Magnesium probably protects brain tissue against the effects of cerebral ischemia, brain injury and stroke through its actions as a calcium antagonist and inhibitor of excitatory amino acids. The effects of magnesium sulfate on cerebrovascular permeability to a dye, Evans blue, were studied during insulin-induced hypoglycemia with hypothermia in rats. Hypoglycemia was induced by an intramuscular injection of insulin.
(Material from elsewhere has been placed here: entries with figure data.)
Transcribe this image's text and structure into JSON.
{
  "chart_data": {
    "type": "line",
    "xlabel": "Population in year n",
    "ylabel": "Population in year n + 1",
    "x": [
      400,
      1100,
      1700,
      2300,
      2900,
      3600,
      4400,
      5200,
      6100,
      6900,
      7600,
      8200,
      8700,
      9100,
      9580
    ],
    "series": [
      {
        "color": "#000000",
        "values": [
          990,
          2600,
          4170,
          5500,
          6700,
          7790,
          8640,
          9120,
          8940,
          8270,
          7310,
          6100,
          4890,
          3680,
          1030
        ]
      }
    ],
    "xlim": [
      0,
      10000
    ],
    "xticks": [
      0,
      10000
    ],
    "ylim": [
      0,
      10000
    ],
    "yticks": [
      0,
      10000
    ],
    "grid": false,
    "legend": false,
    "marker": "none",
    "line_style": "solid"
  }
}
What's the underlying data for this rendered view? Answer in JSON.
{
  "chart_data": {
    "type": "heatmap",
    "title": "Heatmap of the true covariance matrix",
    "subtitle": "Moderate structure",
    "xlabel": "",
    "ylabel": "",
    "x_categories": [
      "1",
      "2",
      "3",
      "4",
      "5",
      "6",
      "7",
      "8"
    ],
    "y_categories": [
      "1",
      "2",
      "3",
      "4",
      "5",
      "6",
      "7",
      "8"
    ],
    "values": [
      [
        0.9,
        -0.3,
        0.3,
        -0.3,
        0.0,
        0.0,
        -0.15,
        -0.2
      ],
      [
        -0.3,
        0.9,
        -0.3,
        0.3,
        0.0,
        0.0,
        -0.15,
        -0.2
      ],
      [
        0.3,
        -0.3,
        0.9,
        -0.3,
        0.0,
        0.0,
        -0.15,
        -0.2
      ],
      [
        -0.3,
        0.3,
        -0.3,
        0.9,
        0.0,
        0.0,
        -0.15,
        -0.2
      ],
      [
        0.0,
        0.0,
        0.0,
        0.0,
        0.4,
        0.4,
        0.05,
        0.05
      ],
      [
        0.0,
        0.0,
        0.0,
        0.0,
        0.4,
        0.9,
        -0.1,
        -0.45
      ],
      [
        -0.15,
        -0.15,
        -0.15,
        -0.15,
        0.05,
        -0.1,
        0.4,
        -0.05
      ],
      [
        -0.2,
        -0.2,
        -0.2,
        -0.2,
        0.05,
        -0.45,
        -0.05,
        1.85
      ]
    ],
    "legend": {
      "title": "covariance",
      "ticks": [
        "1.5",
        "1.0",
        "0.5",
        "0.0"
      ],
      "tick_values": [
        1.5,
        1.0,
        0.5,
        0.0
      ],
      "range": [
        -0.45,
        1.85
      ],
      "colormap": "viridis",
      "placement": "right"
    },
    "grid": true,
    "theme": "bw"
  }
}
After giving insulin, each animal received MgSO4 (270 mg/kg) ip, followed by a 27 mg/kg dose every 20 min for 2.5 h. Plasma glucose and Mg2+ levels of animals were measured. Magnesium concentrations increased in the serum following MgSO4 administration (6.05+/-0.57 vs. 2.58+/-0.14 mg/dL in the Mg2+ group, and 7.14+/-0.42 vs. 2.78+/-0.06 mg/dL in the insulin + Mg2+ group, P < 0.01). Plasma glucose levels decreased following hypoglycemia (4+/-0.66 vs. 118+/-2.23 mg/dL in the insulin group, and 7+/-1.59 vs. 118+/-4.84 mg/dL in the insulin + Mg2+ group, P < 0.01). Blood-brain barrier permeability to Evans blue considerably increased in hypoglycemic rats (P < 0.01). In contrast, blood-brain barrier permeability to Evans blue was significantly reduced in treatment of hypoglycemic rats with MgSO4 (P < 0.01). These results indicate that Mg2+ greatly reduced the passage of exogenous vascular tracer bound to albumin into the brain during hypoglycemia with hypothermia. Mg2+ could have protective effects on blood-brain barrier permeability against insulin-induced hypoglycemia.